Multiple attendees from Colonia High School have experienced rare brain tumors
According to Al Lupiano, the main push behind the current investigation, over 100 people have come forward with similar news in the past few weeks.
Lupiano, who graduated from Colonia High School in 1989, says that his siblings all graduated in ’91, ’95, and ’98. His wife Michele also graduated from the school in 1991. In early August of 2021, doctors diagnosed Lupiano’s sister with a glioma brain tumor. The tumor was a very rare and highly aggressive malignant tumor of glioblastoma multiforme (GBM).
In a post shared in late March, Lupiano notes that the approximate incident rate for GBM is 30 out of 1,000,000 people. Additionally, Lupiano was given the news about his wife’s diagnosis the same day doctors diagnosed his sister.
His wife’s tumor was an acoustic neuroma, or vestibular schwannoma, with an incident rate of approximately 10 in 1,000,000 people. Further creating more concern, Lupiano says a doctor diagnosed him with a rare brain tumor back in 1999.
As such, doctors diagnosed three people within the same small group with rare brain tumors. It was this “coincidence” that led Lupiano to begin investigating Colonia High School. His doctor at the time believed it could have possibly had to do with radiation exposure of some type.
Searching for evidence
If three cases of rare brain tumors popping up in such a small group weren’t alarming enough, the rest of the news certainly is. After discovering his sister and wife’s tumors, Lupiano began looking into things himself.
He says he spent hours searching the internet and talking to people about brain tumors. He discovered many people from the Woodbridge Township had also been diagnosed with rare brain tumors.
Lupiano continued looking for a connection, to figure out why so many from that township might have been affected. Many of them had grown up on different streets and parts of the township.
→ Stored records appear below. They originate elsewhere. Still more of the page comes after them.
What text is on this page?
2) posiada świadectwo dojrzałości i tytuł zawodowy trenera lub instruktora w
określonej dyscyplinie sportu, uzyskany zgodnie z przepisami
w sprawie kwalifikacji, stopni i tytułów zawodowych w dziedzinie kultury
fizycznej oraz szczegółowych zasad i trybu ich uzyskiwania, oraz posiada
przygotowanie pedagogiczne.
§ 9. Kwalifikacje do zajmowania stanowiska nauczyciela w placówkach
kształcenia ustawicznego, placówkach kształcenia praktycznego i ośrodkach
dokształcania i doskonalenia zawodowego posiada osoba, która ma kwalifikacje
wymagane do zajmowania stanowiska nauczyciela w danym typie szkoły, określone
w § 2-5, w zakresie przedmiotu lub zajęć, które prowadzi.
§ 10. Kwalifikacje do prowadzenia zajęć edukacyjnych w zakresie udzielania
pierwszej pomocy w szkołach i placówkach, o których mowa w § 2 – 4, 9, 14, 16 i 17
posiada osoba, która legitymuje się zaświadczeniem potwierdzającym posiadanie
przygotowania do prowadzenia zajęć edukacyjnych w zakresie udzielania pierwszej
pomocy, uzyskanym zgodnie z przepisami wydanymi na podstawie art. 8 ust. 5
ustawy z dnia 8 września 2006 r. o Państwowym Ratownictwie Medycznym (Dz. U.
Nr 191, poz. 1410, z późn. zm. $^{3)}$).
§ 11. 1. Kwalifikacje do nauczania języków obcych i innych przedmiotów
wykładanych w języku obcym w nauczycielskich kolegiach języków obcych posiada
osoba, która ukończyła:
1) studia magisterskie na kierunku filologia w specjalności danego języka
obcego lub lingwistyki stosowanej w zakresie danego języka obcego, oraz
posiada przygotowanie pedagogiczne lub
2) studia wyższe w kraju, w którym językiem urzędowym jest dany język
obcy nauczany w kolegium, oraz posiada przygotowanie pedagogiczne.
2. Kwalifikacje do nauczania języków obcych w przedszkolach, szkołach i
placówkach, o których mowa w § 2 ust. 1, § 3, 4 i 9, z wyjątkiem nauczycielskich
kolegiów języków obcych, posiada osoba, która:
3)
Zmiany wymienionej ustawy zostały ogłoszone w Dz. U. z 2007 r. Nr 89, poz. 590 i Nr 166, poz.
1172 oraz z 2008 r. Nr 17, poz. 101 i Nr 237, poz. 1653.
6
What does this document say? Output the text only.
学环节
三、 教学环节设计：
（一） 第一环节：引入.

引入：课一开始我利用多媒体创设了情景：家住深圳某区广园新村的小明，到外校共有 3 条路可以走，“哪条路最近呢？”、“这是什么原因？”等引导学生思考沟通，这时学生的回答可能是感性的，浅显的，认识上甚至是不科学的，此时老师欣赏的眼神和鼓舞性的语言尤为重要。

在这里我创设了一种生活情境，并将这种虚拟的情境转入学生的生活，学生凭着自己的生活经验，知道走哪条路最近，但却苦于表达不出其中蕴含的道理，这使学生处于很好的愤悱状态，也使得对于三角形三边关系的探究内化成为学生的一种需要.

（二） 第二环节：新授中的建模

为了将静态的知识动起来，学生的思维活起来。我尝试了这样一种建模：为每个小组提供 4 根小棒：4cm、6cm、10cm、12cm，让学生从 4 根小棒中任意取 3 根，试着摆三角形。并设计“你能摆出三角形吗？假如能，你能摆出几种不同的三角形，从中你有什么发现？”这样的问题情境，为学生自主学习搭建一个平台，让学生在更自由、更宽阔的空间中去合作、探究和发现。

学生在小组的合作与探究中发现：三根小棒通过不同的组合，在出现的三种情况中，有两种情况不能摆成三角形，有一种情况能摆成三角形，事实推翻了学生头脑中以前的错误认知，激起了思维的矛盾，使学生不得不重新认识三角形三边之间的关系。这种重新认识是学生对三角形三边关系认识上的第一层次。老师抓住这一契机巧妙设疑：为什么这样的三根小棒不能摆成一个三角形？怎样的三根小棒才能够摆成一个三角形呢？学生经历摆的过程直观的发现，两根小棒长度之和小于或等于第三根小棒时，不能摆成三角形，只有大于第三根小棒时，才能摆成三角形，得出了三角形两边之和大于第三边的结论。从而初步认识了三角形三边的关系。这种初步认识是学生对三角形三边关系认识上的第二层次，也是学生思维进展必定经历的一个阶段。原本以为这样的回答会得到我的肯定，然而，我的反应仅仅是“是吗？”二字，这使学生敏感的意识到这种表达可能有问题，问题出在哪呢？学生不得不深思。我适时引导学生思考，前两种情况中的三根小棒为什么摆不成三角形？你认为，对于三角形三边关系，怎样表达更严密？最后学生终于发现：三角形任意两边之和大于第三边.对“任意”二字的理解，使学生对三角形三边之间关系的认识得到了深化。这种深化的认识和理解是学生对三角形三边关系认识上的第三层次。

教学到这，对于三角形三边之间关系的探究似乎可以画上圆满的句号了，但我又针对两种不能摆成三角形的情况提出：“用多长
The only thing that they all had in common was Colonia High School. The entirety of the group had graduated from the school between 1975 and 1995.
While it is possible that Colonia High School isn’t the cause of the exposure to whatever caused these cases, Lupiano says it’s the only common thread between all of those affected.
As such, he has been meeting with local and state officials to try to figure out what’s going on. But Lupiano says the state and local agencies aren’t taking it seriously enough.
“I’m a little frustrated,” Lupiano told NewsNation. “We’re getting a lot of warm wishes, and ‘we’re willing to help’ from state and federal agencies. But, as of yet, they’re not willing to get involved.”
Currently, it’s unclear what, if anything, at Colonia High School could be causing these brain tumors to develop. Lupiano continues to push his quest for answers as well as action to stop whatever it is.